-
Pomóżcie:(
Nie wiem, czy ktokolwiek bedzie chcial czytac o moich problemach, ale ja juz nie wiem do kogo sie zwrocic:( Kiedys bylam powiedzmy normalnie wygladajaca nastolatka, tylko oczywiscie jak kazda nastolatka uwazalam ze jestem gruba i zaczelam sie odchudzac, a tym samym coraz bardziej tyc, bo niby po diecie chudlam, ale potem znowu jadlam wszystko i kilogramy wracaly w nadmiarze.Doszlam do wagi 72 kg i postanowilam, ze koniec z tym, ze chce sie wreszcie dobrze czuc w moim ciele. I znowu zaczelam sie odchudzac, ale tym razem czulam ze sie uda, czulam jakis przyplyw energii, bylam pelna zapalu. No i udalo sie... osiagnelam wymarzone 55 kg, ale odchudzalam sie dalej i jadlam coraz mniej, az spadlam na 46kg i zaczelam terapie u psychologa. Trawalo to 1,5roku. Wszyscy wokol mowili ze zle wygladam, bo faktycznie sterczaly mi same kosteczki.

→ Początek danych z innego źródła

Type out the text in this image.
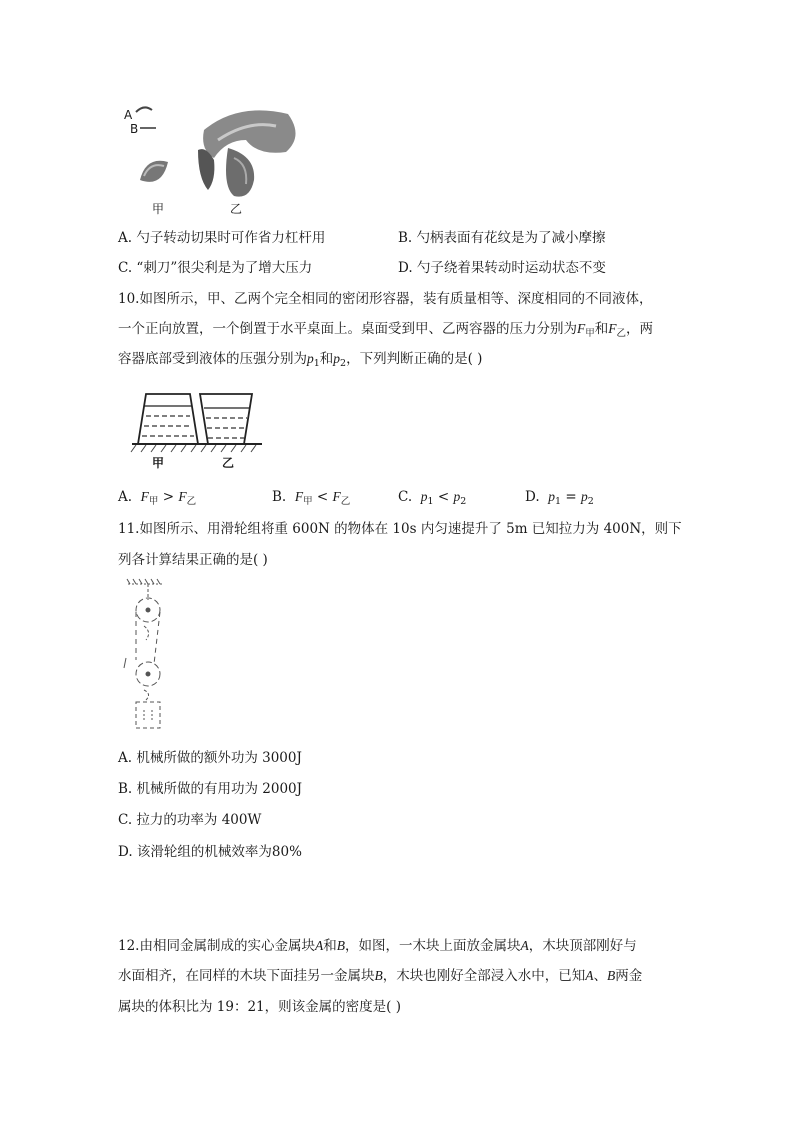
A
B
甲	乙
A. 勺子转动切果时可作省力杠杆用	B. 勺柄表面有花纹是为了减小摩擦
C. “刺刀”很尖利是为了增大压力	D. 勺子绕着果转动时运动状态不变
10.如图所示，甲、乙两个完全相同的密闭形容器，装有质量相等、深度相同的不同液体，
一个正向放置，一个倒置于水平桌面上。桌面受到甲、乙两容器的压力分别为$F_甲$和$F_乙$，两
容器底部受到液体的压强分别为$p_1$和$p_2$，下列判断正确的是( )
甲	乙
A. $F_甲 > F_乙$	B. $F_甲 < F_乙$	C. $p_1 < p_2$	D. $p_1 = p_2$
11.如图所示、用滑轮组将重 600N 的物体在 10s 内匀速提升了 5m 已知拉力为 400N，则下
列各计算结果正确的是( )
A. 机械所做的额外功为 3000J
B. 机械所做的有用功为 2000J
C. 拉力的功率为 400W
D. 该滑轮组的机械效率为80%
12.由相同金属制成的实心金属块A和B，如图，一木块上面放金属块A，木块顶部刚好与
水面相齐，在同样的木块下面挂另一金属块B，木块也刚好全部浸入水中，已知A、B两金
属块的体积比为 19：21，则该金属的密度是( )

Wszyscy namawiali do jedzenia, a ja chociaz bardzo chcialam jesc, nie moglam, bo wiedzialam, ze bedzie tak jak zawsze, ze jak juz sobie pozwole na cos, to sie nie pohamuje i zaczne jesc wszystko i znowu przytyje. Presja otoczenia i moja chec jedzenia staly sie jednak tak duze, ze z anoreksji, bo chyba to juz byla anoreksja wpadlam chwilowo w bulimie. 7 razy zdarzylo mi sie najesc i zwymiotowac, a potem.. Potem zaczelam sie objadac, ale juz bez wymiotowania.Za kazdym razem powytarzalam sobie, ze to juz ostatni raz, ze od jutra przechodze znowu na diete, ale konczylo sie na tym , ze przez pol dnia poscilam, a potem znowu rzucalam sie na jedzenie i taki stan trwa juz od ok 2 miesiecy. Wskazowka wagi przesuwala sie caly czas coraz bardziej do gory, az doszlam do 65 kg. Stracilam do siebie wszelki szacunek, wstydze sie wychodzic na zewnatrz, najchetniej zamknelabym sie w domu i nie pokazywala nikomu.. Nie wiem co robic, niecierpie siebie za to, ze zmarnowalam 1, 5 roku wyrzeczen. Chce znow byc szczupla, moze nie tak bardzo jak wczesniej ale chce schudnac, tylko ze zupelnie nie mam sily, bo wiem jakie to trudne i ile wysilku i silnej woli potrzeba... Jestem zalamana..Dzisiaj znowu probuje zaczac odchudzanie i mam nadzieje, ze wytrwam do konca dnia i nie rzuce sie znowu na jedzenie. Musze zebrac w sobie sily, uwierzyc, ze znowu sie uda, bo przeciez juz raz sie udalo. Boje sie tylko ze teraz moj organizm tak latwo nie odda tluszczyku..:( Prosze was o wsparcie, bo sama nie daje rady...
-
ja proponuje jakos porade u dietetyka i psychologa, bo samej bedzie ci dosyc ciezko...
-
Nie przestalam jeszcze chodzic do psychologa. Bywam u niego raz w tygodniu, ale to nie przynosi wielkich rezultatow..
-
Blondyneczko Kochana!!!!!!!!!!
To tak jakbym czytała o sobie!! U mnie było to samo- odchudzanie z 70 kg do 43 przy 158 cm wzrostu- czyli anoreksja, potem napady jedzenia z wymiotami czyli bulimia- w tym okresie leczyłam się 4 miesiące w szpitalu Psychiatrycznym w Suwałkach najpierw na oddz. Psychosomatycznym a potem na oddz. Nerwic. I wiesz co NIC mi to nie dało!!Przestałam wymiotować ale objadałam się strasznie nadal i przytyłam do ok 60 kg. Aż w końcu coś się we mnie przełamało- zaczęłam dietę 1000 kcal i chodzić na siłownię 3 razy w tygodniu. JEM 5 LEKKICH POSIŁKÓW DZIENNIE I NIE CHODZĘ GŁODNA! PO SIŁOWNI CZUJĘ SIĘ REWELACYJNIE!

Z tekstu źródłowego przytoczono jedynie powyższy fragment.